2005 OPEN FORUM Abstracts

NURSING SATISFACTION OF NASAL POSITIVE DISTENDING PRESSURE DEVICES IN THE NEWBORN INTENSIVE CARE UNIT

Steven B. Powell1 MD, FAAP, FRCP(C), Mary Kalengamaliro2 RN, MS(c), and Catherine Theorell1 RNC, MSN, PhD (c) 1University of Illinois Medical Center at Chicago University of Illinois College of Nursing

BACKGROUND: In the newborn intensive care unit (NICU), nursing satisfaction can greatly influence the ease of implementation and the quality of delivery of respiratory support. We trialed several new device systems of nasal positive distending pressure over the last 6 months. We postulate that there is wide variation in levels of nursing satisfaction between devices.

METHODS: An assessment tool in the form of a questionnaire was used to evaluate aspects of nursing satisfaction by 17 NICU bedside nurses over four devices of nasal positive distending pressure. These were 1) Neotech Binasal airway with ventilator CPAP, 2) Hudson prongs with bubble CPAP, 3) Arabella prongs with flow driver CPAP, and 4) Vapotherm nasal cannula with high flow heated/humidified gas.

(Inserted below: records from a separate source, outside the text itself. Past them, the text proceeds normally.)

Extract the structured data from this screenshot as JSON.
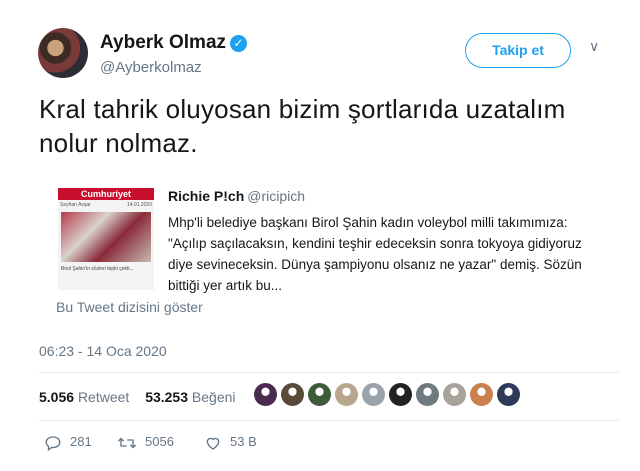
{
  "author": {
    "name": "Ayberk Olmaz",
    "handle": "@Ayberkolmaz",
    "verified_glyph": "✓",
    "avatar_icon": "profile-photo"
  },
  "follow_label": "Takip et",
  "menu_glyph": "∨",
  "tweet_text": "Kral tahrik oluyosan bizim şortlarıda uzatalım nolur nolmaz.",
  "quote": {
    "name": "Richie P!ch",
    "handle": "@ricipich",
    "text": "Mhp'li belediye başkanı Birol Şahin kadın voleybol milli takımımıza: \"Açılıp saçılacaksın, kendini teşhir edeceksin sonra tokyoya gidiyoruz diye sevineceksin. Dünya şampiyonu olsanız ne yazar\" demiş. Sözün bittiği yer artık bu...",
    "thread_link": "Bu Tweet dizisini göster",
    "thumb": {
      "masthead": "Cumhuriyet",
      "byline": "Seyhan Avşar",
      "date": "14.01.2020",
      "caption": "Birol Şahin'in sözleri tepki çekti..."
    }
  },
  "timestamp": "06:23 - 14 Oca 2020",
  "stats": {
    "retweets_count": "5.056",
    "retweets_label": "Retweet",
    "likes_count": "53.253",
    "likes_label": "Beğeni"
  },
  "likers": [
    "#4b2a4f",
    "#5a4a3a",
    "#3f5a3a",
    "#b7a58c",
    "#9aa3ab",
    "#222222",
    "#6f7a80",
    "#a8a39a",
    "#c97f4f",
    "#2f3a5a"
  ],
  "actions": {
    "replies": "281",
    "retweets": "5056",
    "likes": "53 B"
  },
  "colors": {
    "accent": "#1da1f2",
    "muted": "#657786",
    "text": "#14171a"
  }
}
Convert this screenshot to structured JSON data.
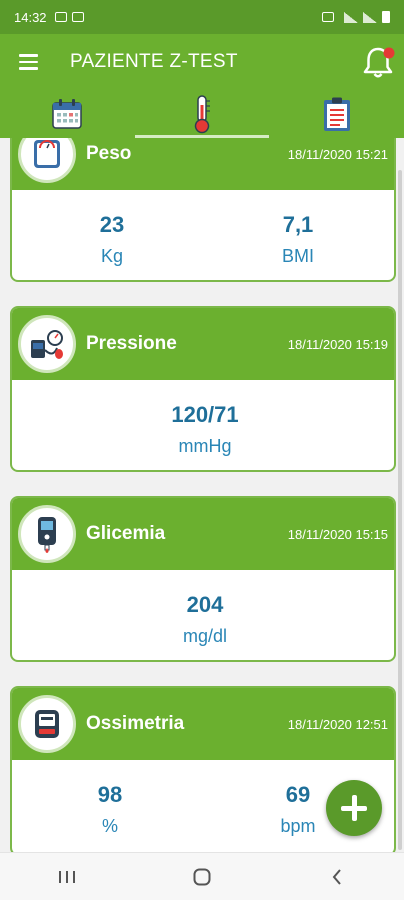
{
  "status_bar": {
    "time": "14:32"
  },
  "app_bar": {
    "title": "PAZIENTE Z-TEST"
  },
  "tabs": [
    {
      "name": "calendar-tab",
      "icon": "calendar-icon",
      "active": false
    },
    {
      "name": "measurements-tab",
      "icon": "thermometer-icon",
      "active": true
    },
    {
      "name": "clipboard-tab",
      "icon": "clipboard-icon",
      "active": false
    }
  ],
  "cards": [
    {
      "name": "Peso",
      "date": "18/11/2020 15:21",
      "icon": "scale-icon",
      "values": [
        {
          "value": "23",
          "unit": "Kg"
        },
        {
          "value": "7,1",
          "unit": "BMI"
        }
      ]
    },
    {
      "name": "Pressione",
      "date": "18/11/2020 15:19",
      "icon": "blood-pressure-icon",
      "values": [
        {
          "value": "120/71",
          "unit": "mmHg"
        }
      ]
    },
    {
      "name": "Glicemia",
      "date": "18/11/2020 15:15",
      "icon": "glucometer-icon",
      "values": [
        {
          "value": "204",
          "unit": "mg/dl"
        }
      ]
    },
    {
      "name": "Ossimetria",
      "date": "18/11/2020 12:51",
      "icon": "oximeter-icon",
      "values": [
        {
          "value": "98",
          "unit": "%"
        },
        {
          "value": "69",
          "unit": "bpm"
        }
      ]
    }
  ],
  "colors": {
    "primary": "#6bb02f",
    "dark_primary": "#5a9a2a",
    "value_blue": "#1f6f99",
    "notification_dot": "#e53935"
  }
}
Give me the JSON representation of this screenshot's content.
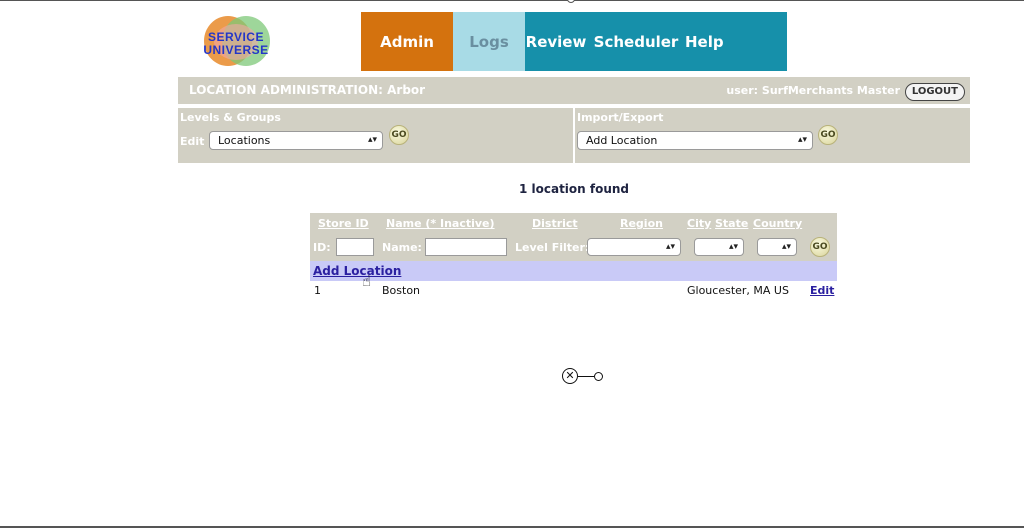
{
  "logo": {
    "line1": "SERVICE",
    "line2": "UNIVERSE"
  },
  "nav": {
    "tabs": [
      "Admin",
      "Logs",
      "Review",
      "Scheduler",
      "Help"
    ]
  },
  "header": {
    "title": "LOCATION ADMINISTRATION: Arbor",
    "user": "user: SurfMerchants Master",
    "logout": "LOGOUT"
  },
  "levels": {
    "title": "Levels & Groups",
    "edit_label": "Edit",
    "selected": "Locations",
    "go": "GO"
  },
  "import_export": {
    "title": "Import/Export",
    "selected": "Add Location",
    "go": "GO"
  },
  "results": {
    "found_text": "1 location found"
  },
  "table": {
    "headers": [
      "Store ID",
      "Name (* Inactive)",
      "District",
      "Region",
      "City",
      "State",
      "Country"
    ],
    "filters": {
      "id_label": "ID:",
      "name_label": "Name:",
      "level_filter_label": "Level Filter:",
      "go": "GO"
    },
    "add_location": "Add Location",
    "rows": [
      {
        "id": "1",
        "name": "Boston",
        "location": "Gloucester, MA US",
        "action": "Edit"
      }
    ]
  },
  "colors": {
    "admin": "#d4720e",
    "logs": "#a8dbe6",
    "nav": "#1690aa",
    "panel": "#d2d0c4",
    "add_row": "#c9caf7"
  }
}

Using a Likert scale of 1 to 5 (1 = Strongly Disagree to 5= Strongly Agree), nurses who had received in-service training and cared for babies using all four devices rated easiness to set up, easiness to maintain position, need for assistance from RT, flexibility of circuit, soft/comfortable prongs, apparent risk of injury to nose, availability of sizes, ability to position the infant prone and side lying, easiness to insert and change prongs, and apparent effect on feeding.

RESULTS: The Vapotherm device consistently scored higher in nursing satisfaction compared to all other devices (p< 0.001). The Neotech Binasal airway scored higher than the remaining two devices (p< 0.001). No difference was seen between the Hudson prong/bubble CPAP device and the Arabella prong/flow driver device. (See Fig. 1)

CONCLUSION: Considerable differences exist in nursing satisfaction of nasal positive distending pressure devices. These may greatly affect quality of delivery and ease of implementation of respiratory support. If safety and efficacy of the four devices were equal, then nursing satisfaction could be considered an important factor in choosing a device.